À l'acte III, scène 2, Dom Juan et Sganarelle croisent dans une forêt un homme en haillons — désigné simplement comme « le Pauvre » — qui survit en priant Dieu pour les voyageurs qui le secourent. Dom Juan, curieux et cynique, l'interroge sur sa foi et lui propose un louis d'or à une condition : qu'il blasphème. Le Pauvre refuse, affirmant qu'il aimerait mieux mourir de faim. Dom Juan lui remet néanmoins la pièce, ajoutant le mot célèbre : Je te le donne pour l'amour de l'humanité.
(acte III, scène 2). La formule est d'une ambivalence redoutable : en substituant « l'humanité » à « Dieu », Dom Juan accomplit bien un geste de générosité matérielle tout en en vidant le sens spirituel. Il donne, mais refuse de donner à Dieu. La charité est détournée de sa finalité chrétienne pour devenir un acte purement humain, voire un défi lancé au ciel.

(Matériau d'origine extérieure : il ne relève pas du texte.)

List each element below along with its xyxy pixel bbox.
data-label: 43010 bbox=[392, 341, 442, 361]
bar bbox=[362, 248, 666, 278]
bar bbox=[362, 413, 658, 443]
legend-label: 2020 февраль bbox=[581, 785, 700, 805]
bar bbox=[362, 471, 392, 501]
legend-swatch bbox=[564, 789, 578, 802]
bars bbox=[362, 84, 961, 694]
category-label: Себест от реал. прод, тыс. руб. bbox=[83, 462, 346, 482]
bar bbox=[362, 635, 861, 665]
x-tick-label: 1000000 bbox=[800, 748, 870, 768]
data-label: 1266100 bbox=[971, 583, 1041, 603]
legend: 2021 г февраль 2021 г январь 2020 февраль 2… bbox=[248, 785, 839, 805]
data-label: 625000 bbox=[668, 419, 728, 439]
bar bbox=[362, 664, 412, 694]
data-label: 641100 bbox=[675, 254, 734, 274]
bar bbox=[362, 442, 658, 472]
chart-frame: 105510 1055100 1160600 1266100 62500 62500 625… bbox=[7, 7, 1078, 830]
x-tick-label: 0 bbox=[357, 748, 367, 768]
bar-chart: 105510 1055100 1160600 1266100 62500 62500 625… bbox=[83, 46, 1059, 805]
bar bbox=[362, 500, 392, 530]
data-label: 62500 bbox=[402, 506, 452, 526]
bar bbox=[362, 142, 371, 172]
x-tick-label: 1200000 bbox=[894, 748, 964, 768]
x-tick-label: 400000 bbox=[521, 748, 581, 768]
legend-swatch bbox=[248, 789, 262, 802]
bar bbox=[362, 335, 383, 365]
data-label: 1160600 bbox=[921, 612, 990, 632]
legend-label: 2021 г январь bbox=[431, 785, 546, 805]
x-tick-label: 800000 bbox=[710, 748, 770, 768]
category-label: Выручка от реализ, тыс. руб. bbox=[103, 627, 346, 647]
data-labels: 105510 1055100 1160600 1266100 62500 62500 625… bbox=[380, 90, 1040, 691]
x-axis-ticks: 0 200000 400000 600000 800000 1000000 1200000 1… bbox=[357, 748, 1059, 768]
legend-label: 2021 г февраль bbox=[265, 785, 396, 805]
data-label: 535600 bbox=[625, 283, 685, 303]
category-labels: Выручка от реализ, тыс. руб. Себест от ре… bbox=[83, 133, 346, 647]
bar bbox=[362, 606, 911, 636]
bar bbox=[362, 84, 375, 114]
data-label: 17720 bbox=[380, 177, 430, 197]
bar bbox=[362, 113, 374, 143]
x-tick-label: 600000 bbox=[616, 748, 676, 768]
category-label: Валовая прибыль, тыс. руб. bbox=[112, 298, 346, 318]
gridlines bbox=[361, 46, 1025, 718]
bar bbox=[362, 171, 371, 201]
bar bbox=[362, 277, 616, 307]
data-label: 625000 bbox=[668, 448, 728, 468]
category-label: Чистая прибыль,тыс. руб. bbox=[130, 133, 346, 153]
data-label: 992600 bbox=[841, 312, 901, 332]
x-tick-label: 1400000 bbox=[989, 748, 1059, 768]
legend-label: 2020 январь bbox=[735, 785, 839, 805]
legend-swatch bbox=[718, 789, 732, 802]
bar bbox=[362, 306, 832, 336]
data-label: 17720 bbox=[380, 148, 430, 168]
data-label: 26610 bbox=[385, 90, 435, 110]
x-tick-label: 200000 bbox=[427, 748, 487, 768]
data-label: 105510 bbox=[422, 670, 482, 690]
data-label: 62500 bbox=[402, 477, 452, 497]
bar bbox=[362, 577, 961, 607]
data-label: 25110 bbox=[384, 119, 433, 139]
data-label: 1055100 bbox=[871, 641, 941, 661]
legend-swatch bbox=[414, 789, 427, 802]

Ce qui frappe dans la scène, c'est la dignité silencieuse du Pauvre face au libertin. Celui qui n'a rien ne cède pas ; celui qui possède tout tente d'acheter une âme. Le rapport de force économique est inversé sur le plan moral : le mendiant sort de l'échange intact, quand Dom Juan, lui, révèle la vanité de sa puissance. La pauvreté du Pauvre n'est pas la misère d'un vaincu — elle est le signe d'une intégrité que l'argent ne peut corrompre. Molière fait ainsi du personnage le plus démuni de la pièce le seul à opposer une résistance de principe au libertin, là où les grands (le père Dom Louis) ou les femmes séduites échouent à l'ébranler vraiment.
La scène du Pauvre n'est pas isolée dans l'économie de la pièce : elle prolonge et concentre ce que les autres épisodes disséminaient. Dom Juan est constamment en dette — envers ses créanciers, envers M. Dimanche qu'il congédie avec des politesses creuses (acte IV, scène 3), envers son père, envers le Ciel. Partout, il donne des formes sans le fond : des paroles de respect filial qu'il ne ressent pas, des promesses de mariage qu'il ne tiendra jamais. La fausse charité du louis d'or suit cette même logique : le geste existe, mais il est vidé de toute transcendance. Molière pointe ainsi une hypocrisie structurelle — celle d'un monde où les apparences de la vertu circulent sans la vertu elle-même, thème qu'il radicalise dans la scène de l'hypocrite déclarée (acte V, scène 2), lorsque Dom Juan annonce à Sganarelle son intention d'adopter le masque de la dévotion.
En 1665, mettre en scène un pauvre vertueux refusant l'argent d'un grand seigneur, c'est aussi parler de l'ordre social. Le Pauvre vit de la générosité des passants et de sa foi ; Dom Juan représente l'aristocratie qui se croit au-dessus de toute loi divine et humaine. La charité, ici, n'est pas un simple motif religieux — elle est le terrain sur lequel Molière mesure la distance entre la noblesse affichée et la noblesse réelle, entre le rang et la valeur morale. Que le plus pauvre soit aussi le plus libre et le plus digne : voilà la provocation silencieuse que recèle cette scène, et qui explique pourquoi Dom Juan fut retiré de l'affiche dès 1665.